This year’s Nobel prize in economics was awarded to Richard Thaler, a pioneer of behavioral economics. But there is a tale told by a lesser known Nobel laureate, Kenneth Arrow. As a World War II weather officer, he was tasked with analyzing the reliability of the army’s long-range weather forecasts. His conclusion: statistically speaking, the forecasts weren’t worth the paper they were printed on. Captain Arrow sent along his report only to be told, “Yes, the General is well-aware the forecasts are completely unreliable. But, he needs them for planning his military operations.”

Okay, maybe you don’t actually need a Nobel prize to know that rationality in the decision-making department is often lacking. Case in point: the capital markets. While subtle and ingenious in construction, the capital markets are, nonetheless, driven by the mass action of millions. They are a reflection of ourselves and necessarily express both the summit of our knowledge as well as the pit of our fears, and everything else in-between. And, this brings us to the subject at hand: Gresham’s Law. Sir Thomas Gresham was a financier in the time of King Henry VIII and his name is, of course, attached to the principle that “bad money drives out good money.” Coin collectors of a certain age are familiar with the near immediate disappearance from circulation of all silver American coins once Congress had mandated the use of base metals beginning with the 1965 vintage. While all coins—silver and copper alike—carried identical legal tender value, it was the silver coins that vanished. Perhaps you are wondering what this has to do with bond investing? Everything!

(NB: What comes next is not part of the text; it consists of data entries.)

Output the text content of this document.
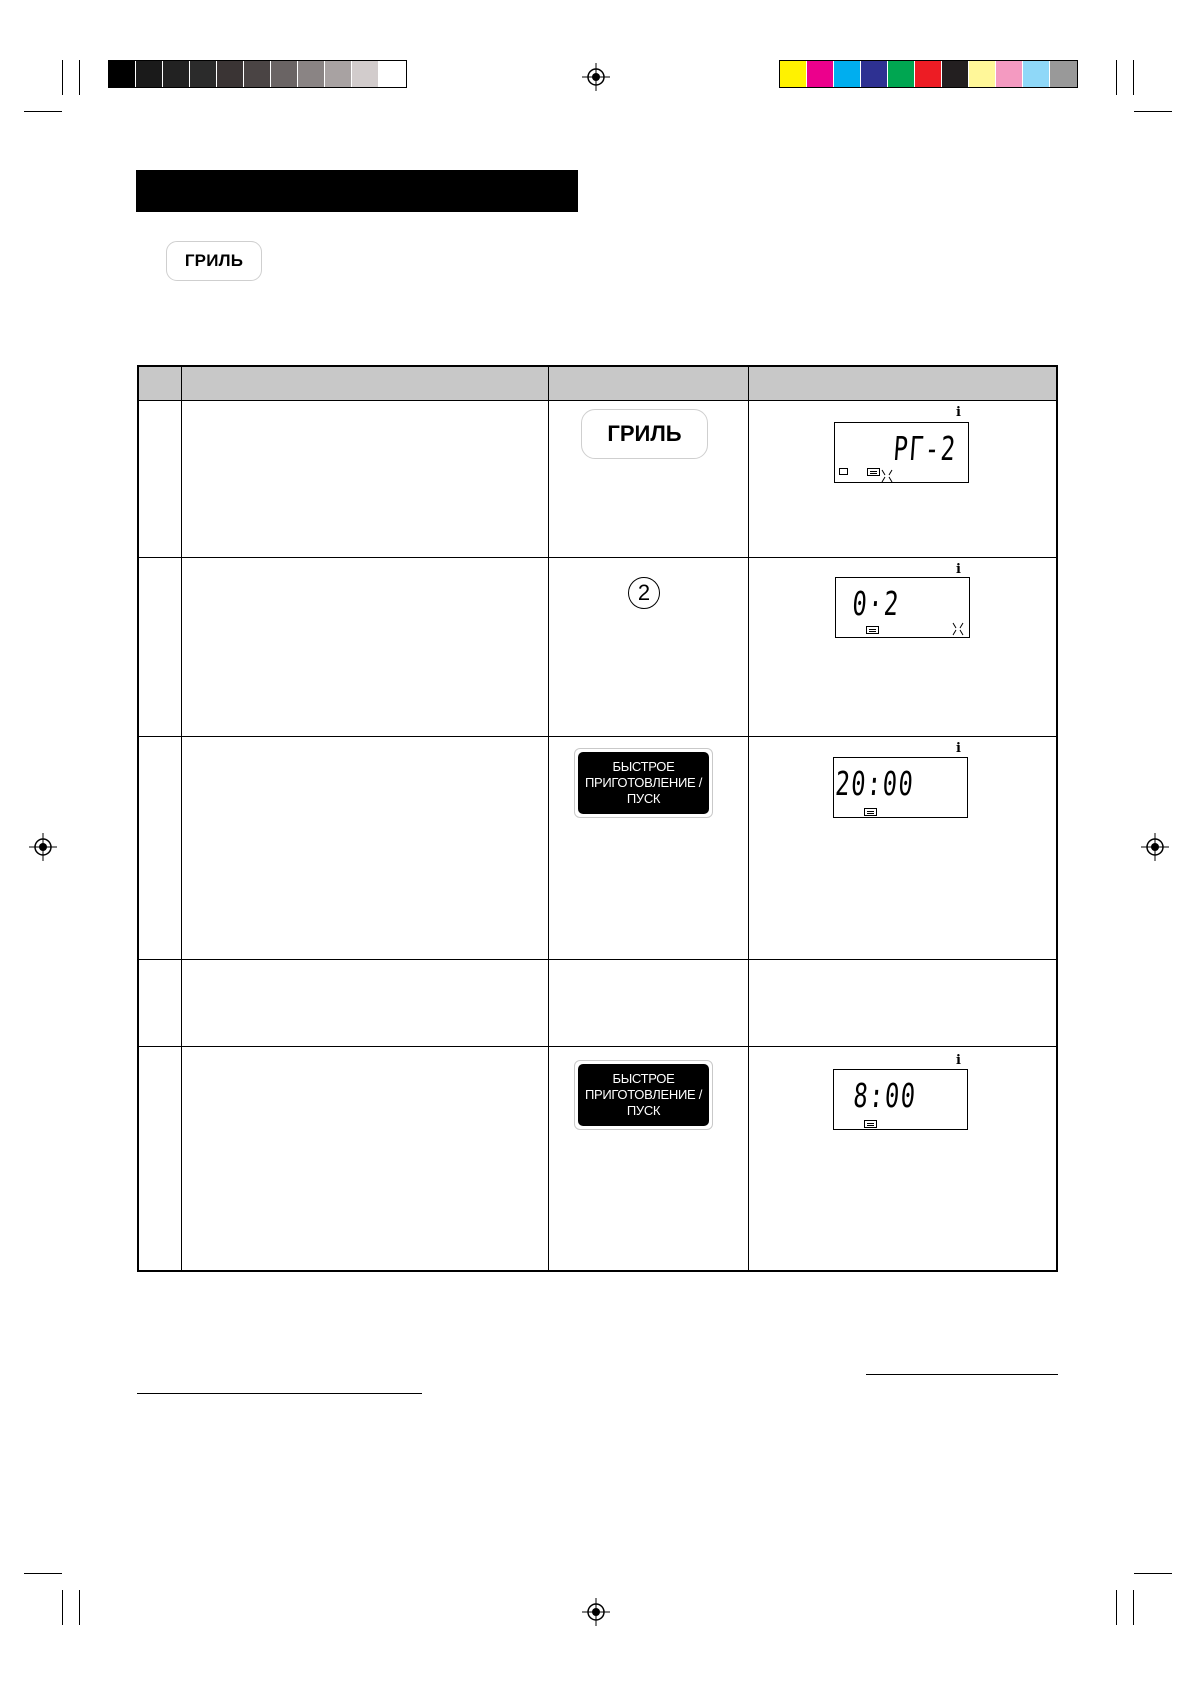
ГРИЛЬ
ГРИЛЬ
i
PГ-2
2
i
0·2
БЫСТРОЕ
ПРИГОТОВЛЕНИЕ /
ПУСК
i
20:00
БЫСТРОЕ
ПРИГОТОВЛЕНИЕ /
ПУСК
i
8:00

Consider the state of financial markets as witnessed by metrics of implied volatility:

Both indices hover at generational low levels. If markets were “run” today by humanity’s better angels of wisdom and rationality, you would have to conclude that Mr. Market has drawn on his collective insight and pronounced the capital markets to be safer now than at any other time in the past quarter-century. That is a stunning conclusion! But if rationality can’t explain a 25-year trough in expected risk, then we must necessarily conclude that there must be some other, less rational explanation. How about this: investors are, by and large, famished for yield and willing to underwrite most any risk to get some income. In short, the marginal price setter is “irrationally exuberant”, or dare we say it out loud? “Greedy.”

So, the age old tension that presents itself is this: there are those investors, the “value tribe”, that resists the general lowering in underwriting standards that comes with the aging cycle. The value guys believe that their principal is always precious and is best “wagered” when the return/risk profile is asymmetrically biased in favor of the investor. The “momentum tribe”, in contrast, tends towards a belief that your capital must be kept working, otherwise “yield” is “needlessly” sacrificed.

Does it not stand to reason that, late in the asset price cycle, that the “momentum” money drives out the “value” money? Yes! Capital that lowers its hurdle rate of return and adapts itself to loose underwriting criteria will necessarily bid up asset prices to levels that become inconsistent with the criteria applied by the more discriminating pools of capital. The “clad” underwriting drives out the “silver.”

Now, admittedly, a win is a win, and momentum has been the winning trade. Whether intrepid or fool-hardy, “risk on” has won the year 2017. But do trees ever grow to the skies? Did Minsky not elucidate how extended periods of low volatility have the effect of masking financial pathologies, allowing them to metastasize throughout the system? Indeed! While the central bankers dream of a never-never land where wise scholars can direct the flow of irrational humans, the real world that the rest of us inhabit is decidedly messier. 

How so? Long periods of low volatility often mean that some traders and fund managers become less concerned with closely scrutinizing what they own. Credit analysis is hard, and in an environment where prices become inelastic to the “fundamentals,” some conclude that the work involved in analyzing bonds is a case of the juice not being worth the squeeze. Low volatility environments remove incentives to trade, thereby degrading the quality of price information.